[Date Prev] [Date Next] [Thread Prev] [Thread Next] [Date Index] [Thread Index]

Message 00286: Re: gpo archive

so ....

you want

thumper.public.resource.org:/pro/bulk.resource.org/htdocs/ gpo.gov/.htaccess

to have the line

    AddType text/html txt

Is that right?


On Sep 19, 2008, at 7:38 PM, Aaron Swartz wrote:

I'm pretty sure their waisgate interface returns everything as html

On Fri, Sep 19, 2008 at 10:34 PM, Carl Malamud <xxxxxxx@media.org> wrote:
On Sep 19, 2008, at 7:23 PM, Aaron Swartz wrote:


Those documents are actually lame HTML, not text. (They're wrapped in
a <pre> tag and &, <, and > are all quoted.)
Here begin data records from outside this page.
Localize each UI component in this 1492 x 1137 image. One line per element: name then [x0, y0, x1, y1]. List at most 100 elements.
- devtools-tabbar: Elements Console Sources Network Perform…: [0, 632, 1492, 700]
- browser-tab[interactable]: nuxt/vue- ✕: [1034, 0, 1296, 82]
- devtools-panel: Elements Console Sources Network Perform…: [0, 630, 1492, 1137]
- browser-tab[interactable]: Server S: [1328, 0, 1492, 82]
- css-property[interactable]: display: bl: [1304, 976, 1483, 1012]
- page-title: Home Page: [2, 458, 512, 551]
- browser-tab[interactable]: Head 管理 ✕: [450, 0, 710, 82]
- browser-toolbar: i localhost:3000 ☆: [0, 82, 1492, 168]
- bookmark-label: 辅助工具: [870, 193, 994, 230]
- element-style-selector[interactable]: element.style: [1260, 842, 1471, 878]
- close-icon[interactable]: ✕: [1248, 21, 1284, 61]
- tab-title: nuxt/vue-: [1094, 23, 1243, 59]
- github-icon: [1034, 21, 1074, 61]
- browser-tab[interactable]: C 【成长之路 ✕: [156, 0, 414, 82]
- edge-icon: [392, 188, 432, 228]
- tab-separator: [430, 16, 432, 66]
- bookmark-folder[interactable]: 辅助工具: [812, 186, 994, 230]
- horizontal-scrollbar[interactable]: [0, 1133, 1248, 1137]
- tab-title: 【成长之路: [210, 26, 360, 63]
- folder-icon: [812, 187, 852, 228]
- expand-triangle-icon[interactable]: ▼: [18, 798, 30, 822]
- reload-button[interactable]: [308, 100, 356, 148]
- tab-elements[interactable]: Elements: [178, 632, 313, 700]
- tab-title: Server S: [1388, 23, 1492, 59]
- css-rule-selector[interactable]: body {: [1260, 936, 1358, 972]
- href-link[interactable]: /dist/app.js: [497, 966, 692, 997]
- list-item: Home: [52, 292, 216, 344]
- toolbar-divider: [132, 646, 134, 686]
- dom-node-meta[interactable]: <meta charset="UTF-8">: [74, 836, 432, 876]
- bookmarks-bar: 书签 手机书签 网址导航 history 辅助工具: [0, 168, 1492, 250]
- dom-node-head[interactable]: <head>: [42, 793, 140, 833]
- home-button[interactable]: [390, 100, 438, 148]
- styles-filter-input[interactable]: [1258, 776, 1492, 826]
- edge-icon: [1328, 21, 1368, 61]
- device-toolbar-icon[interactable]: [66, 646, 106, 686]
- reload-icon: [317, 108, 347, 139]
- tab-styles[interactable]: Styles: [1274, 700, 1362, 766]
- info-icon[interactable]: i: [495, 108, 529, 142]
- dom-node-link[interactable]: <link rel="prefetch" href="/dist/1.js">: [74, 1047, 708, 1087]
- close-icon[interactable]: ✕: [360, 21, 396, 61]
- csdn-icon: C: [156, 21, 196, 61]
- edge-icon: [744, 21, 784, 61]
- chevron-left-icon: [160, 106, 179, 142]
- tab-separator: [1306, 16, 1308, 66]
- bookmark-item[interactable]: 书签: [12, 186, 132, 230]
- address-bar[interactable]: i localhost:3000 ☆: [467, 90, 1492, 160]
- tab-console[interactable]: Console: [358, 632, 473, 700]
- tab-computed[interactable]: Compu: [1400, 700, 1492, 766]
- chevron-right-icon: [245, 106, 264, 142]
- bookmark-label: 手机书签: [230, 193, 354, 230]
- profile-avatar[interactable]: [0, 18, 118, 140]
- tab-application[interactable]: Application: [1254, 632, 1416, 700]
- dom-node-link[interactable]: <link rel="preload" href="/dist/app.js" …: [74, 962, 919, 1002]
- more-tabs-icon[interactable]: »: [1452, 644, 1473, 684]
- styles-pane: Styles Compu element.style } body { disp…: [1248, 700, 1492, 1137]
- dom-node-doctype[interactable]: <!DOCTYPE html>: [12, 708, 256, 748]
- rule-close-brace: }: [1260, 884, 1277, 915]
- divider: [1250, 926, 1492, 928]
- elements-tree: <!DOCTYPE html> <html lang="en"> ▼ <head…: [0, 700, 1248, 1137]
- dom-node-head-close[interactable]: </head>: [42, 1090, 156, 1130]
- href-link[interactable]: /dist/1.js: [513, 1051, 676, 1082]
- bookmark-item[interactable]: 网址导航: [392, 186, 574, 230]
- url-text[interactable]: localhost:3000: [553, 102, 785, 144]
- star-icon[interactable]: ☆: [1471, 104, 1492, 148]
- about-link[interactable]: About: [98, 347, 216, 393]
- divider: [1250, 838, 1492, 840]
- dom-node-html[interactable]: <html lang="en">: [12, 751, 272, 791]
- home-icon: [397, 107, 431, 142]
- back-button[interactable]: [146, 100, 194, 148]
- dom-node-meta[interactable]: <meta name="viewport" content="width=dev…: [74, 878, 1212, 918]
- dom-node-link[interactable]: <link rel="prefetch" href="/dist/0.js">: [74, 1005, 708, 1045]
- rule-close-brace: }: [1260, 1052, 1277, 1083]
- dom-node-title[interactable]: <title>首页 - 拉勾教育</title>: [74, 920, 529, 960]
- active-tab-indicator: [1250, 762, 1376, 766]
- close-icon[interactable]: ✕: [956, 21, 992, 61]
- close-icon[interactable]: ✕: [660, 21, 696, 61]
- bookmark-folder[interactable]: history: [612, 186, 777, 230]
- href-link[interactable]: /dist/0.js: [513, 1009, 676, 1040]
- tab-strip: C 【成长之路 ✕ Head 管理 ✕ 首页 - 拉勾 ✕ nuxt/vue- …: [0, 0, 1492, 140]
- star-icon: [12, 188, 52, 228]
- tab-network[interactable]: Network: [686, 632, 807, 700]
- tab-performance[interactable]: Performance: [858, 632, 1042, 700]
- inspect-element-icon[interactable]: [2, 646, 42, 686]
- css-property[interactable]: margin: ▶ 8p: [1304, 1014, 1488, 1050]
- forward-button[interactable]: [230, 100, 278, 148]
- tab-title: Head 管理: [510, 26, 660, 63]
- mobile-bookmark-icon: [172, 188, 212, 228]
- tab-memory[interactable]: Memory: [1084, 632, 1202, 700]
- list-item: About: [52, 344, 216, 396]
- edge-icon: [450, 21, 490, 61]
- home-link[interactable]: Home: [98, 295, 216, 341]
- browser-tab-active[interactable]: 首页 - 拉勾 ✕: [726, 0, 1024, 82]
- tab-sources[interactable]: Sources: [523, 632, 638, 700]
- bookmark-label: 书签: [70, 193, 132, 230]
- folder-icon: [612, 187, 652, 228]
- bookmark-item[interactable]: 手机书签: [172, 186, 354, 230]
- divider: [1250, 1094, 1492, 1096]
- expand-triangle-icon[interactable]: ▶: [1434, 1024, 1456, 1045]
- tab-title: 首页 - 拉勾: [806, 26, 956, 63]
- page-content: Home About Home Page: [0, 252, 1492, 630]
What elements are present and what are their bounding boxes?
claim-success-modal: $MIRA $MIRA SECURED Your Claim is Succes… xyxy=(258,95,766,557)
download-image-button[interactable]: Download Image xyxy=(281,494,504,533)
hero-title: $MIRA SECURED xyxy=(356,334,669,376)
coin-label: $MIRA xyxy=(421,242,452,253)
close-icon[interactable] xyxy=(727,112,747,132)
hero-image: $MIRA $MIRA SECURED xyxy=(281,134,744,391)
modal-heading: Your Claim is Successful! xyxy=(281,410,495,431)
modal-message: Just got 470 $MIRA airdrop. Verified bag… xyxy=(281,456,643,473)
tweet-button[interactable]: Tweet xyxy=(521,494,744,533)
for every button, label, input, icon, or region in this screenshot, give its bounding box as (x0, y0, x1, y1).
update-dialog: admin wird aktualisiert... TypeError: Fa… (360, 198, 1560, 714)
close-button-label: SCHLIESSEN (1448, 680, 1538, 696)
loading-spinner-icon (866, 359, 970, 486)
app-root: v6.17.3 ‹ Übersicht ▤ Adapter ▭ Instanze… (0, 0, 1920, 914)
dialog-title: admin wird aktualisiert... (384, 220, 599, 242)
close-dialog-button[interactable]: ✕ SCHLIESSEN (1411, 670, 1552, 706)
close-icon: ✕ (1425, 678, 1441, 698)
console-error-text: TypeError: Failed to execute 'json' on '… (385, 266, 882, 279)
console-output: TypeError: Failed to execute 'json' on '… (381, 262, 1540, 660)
we just shelve what they ship.  :)

yeah, but you should serve them with content-type: text/html so they
render correctly.

er. I suppose I can do that if I knew exactly which directories should get that .htaccess mod to the normal handling for txt and which ones really are
ascii txt.

in our next stage of evolution, I hope to have people spending more time making the data better, but right now the focus is much more on proving the point and honing in. seriously ... you don't want my mirror of the waisgate
system, you want the raw data from gpo.

If someone wants to look at the txt files in gpo.gov/... and say which ones are really html, happy to through the right mime types back. Otherwise, we
assume it is a client issue.